Optical Circuit Switching 101: Better Than CPO?

Switch primer, OCS vs EPS, Spine Switch Replacement, Scale-Up OCS, TPU Superpod OCS, Types of OCS, OCS market modeling, Lumentum, Coherent, and a hidden smallcap OCS vendor

Jason's Chips

Jun 19, 2026

∙ Paid

This is the OCS version of my very popular CPO 101 post.

CPO Supply Chain 101

Jason's Chips

May 22

The most important concept to understand when analyzing the CPO supply chain is the power of e x p o n e n t i a l.

Read full story

A lot of people enjoyed it so I will be copying the format one for one because I am very uncreative.

Introduction

An OCS is just a mirror box. Light goes in, bounces off mirrors (or other stuff), then goes out in a separate direction.

The most important concept to understand when analyzing the OCS market is the power of a t t a c h r a t e.

The switch itself has a bunch of ports. Higher port count is referred to as higher radix.

Now the unit of measure for OCS shipments isn’t the number of boxes because boxes can vary in size.
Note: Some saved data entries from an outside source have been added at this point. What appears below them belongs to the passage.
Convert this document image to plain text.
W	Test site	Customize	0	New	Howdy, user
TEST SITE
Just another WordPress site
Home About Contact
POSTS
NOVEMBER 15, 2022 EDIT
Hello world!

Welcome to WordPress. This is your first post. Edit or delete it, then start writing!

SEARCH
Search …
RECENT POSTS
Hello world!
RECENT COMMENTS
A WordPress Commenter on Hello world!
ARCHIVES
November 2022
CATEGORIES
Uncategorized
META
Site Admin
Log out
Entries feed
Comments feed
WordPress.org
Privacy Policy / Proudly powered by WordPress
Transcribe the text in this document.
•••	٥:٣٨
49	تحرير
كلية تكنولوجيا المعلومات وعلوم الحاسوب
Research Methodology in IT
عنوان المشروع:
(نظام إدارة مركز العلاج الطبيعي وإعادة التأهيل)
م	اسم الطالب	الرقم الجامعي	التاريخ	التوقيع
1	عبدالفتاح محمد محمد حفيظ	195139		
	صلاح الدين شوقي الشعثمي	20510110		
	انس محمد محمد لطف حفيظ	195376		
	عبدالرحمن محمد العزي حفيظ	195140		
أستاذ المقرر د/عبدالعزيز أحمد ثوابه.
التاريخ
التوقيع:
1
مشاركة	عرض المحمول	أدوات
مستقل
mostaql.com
Big boxes cost more, small boxes cost less. Instead, it is the number of ports as the cost of a box generally scales with its port count.

Attach rate can therefore be defined as the rate at which ports are attached to XPUs. 2:1 means 2 OCS ports for every accelerator chip.

And for every OCS use case, the attach rate is rising.

On top of that, OCS itself is a new technology that is in the early-mid stage of its S-curve.

Therefore, this is an excellent market because its growth rate scales with three vectors: AI growth, adoption rate, and attach rate.

OCS growth rate = AI growth * adoption rate * attach rate

Switch Primer
OCS vs Electronic Packet Switch (EPS)
Spine Switch Replacement
Google TPU Superpod OCS
Scale-Up OCS
Types of OCS
OCS Market Model
Lumentum
Coherent
Hidden Small-Cap OCS Vendor
Final Thoughts: Better Than CPO?

SemiAnalysis Giveaway: The first person to subscribe using the paywall on this post will be selected to receive one free month of SemiAnalysis (sent to your email).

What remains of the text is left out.